La recente riforma del processo penale estingue le ipotesi meno gravi del reato di stalking, monetizzando il danno subito da chi ne è vittima, anche contro la sua volontà
Giovedi, 29/06/2017 - Nonostante le note critiche degli operatori giuridici al riguardo dell’approssimazione con cui si era approntata nel 2009 la normativa riguardante il reato di stalking, il conseguente dibattito aveva evidenziato nel corso degli anni l’opportunità di evitare la legislazione per decreto in siffatta materia. Pur in presenza di una diffusa opinione, concernente la circostanza che la normativa istitutiva dello stalking, DL n. 11/2009, fosse viziata da indeterminatezza e punisse il danno causato alla vittima e non i comportamenti dello stalker, la recente modifica degli aspetti processuali di siffatto reato ancora una volta è avvenuta senza un preventivo confronto nelle aule parlamentari. Eppure allora la normativa fu considerata affrettata perché, per provare l’accusa, si prendeva a riferimento il danno psicologico inferto alla vittima e non il comportamento criminoso in sé. Sembrava che la legge sullo stalking risultasse rispondere più ai desiderata dell’opinione pubblica che alle esigenze degli addetti, necessitanti invece di determinatezza della fattispecie delittuosa per stabilire la soglia di conseguente punibilità dei comportamenti denunciati.

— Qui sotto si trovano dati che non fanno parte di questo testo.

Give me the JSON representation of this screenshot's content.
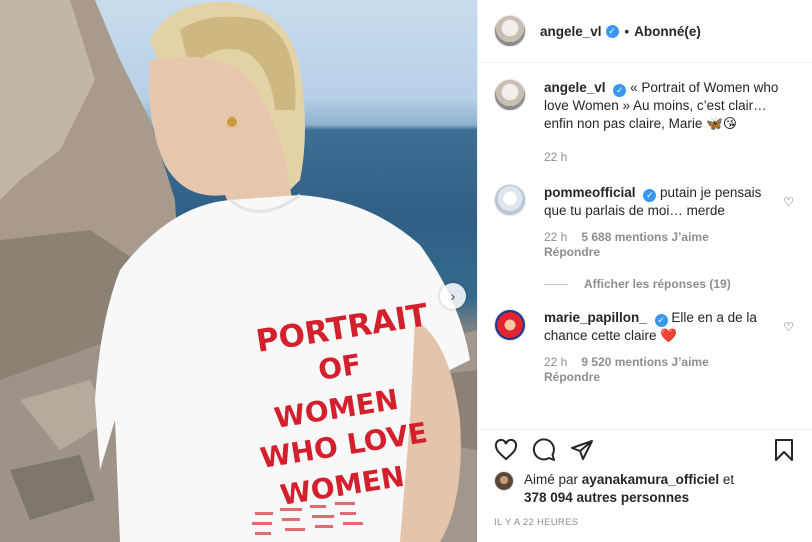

Quando ci si approccia allo studio del diritto nelle scuole italiane, alla frequente domanda degli studenti a cosa servano le leggi personalmente mi sono trovata a rispondere che il loro fine sia di tutelare i più deboli dai più forti. Orbene, compito delle istituzioni è predisporre, ad esempio, le norme non in base agli appetiti specifici degli operatori del diritto e meno che mai dell’opinione pubblica. La stella polare da seguire deve essere, sempre e comunque, l’andare incontro ai bisogni di chi subisce comportamenti criminosi, come nel caso particolare dello stalking. Con la recente riforma del processo penale, applicata anche alle ipotesi meno gravi di questo reato, si è voluto monetizzare il danno subito dalla vittima come se fosse un’ autovettura danneggiata a cui necessitino le opportune riparazioni per ritornare su strada. Se andiamo ulteriormente a considerare che la somma di denaro possa essere anche rateizzata, chi viene perseguitato si sentira danneggiato ed anche beffato. Ma, soprattutto, si considererà un soggetto inanimato, una cosa, non titolare del diritto costituzionale ad un giusto processo. Ed insieme a questa sensazione avvertirà di avere perso, ma la sua non sarà di certo una sconfitta personale, bensì di tutti. Si colga, quindi, l’occasione delle critiche mosse a questa scelta normativa per correggere la mira di quando sbagliato nel passato al riguardo del reato di stalking e, soprattutto, nel cambio di rotta si evitino decreti governativi e si coinvolga il parlamento, di modo che siano quanto più possible condivise dalle forze politiche ivi presenti regole nuove su tale fattispecie criminosa, nell’interesse di tutto il consesso sociale.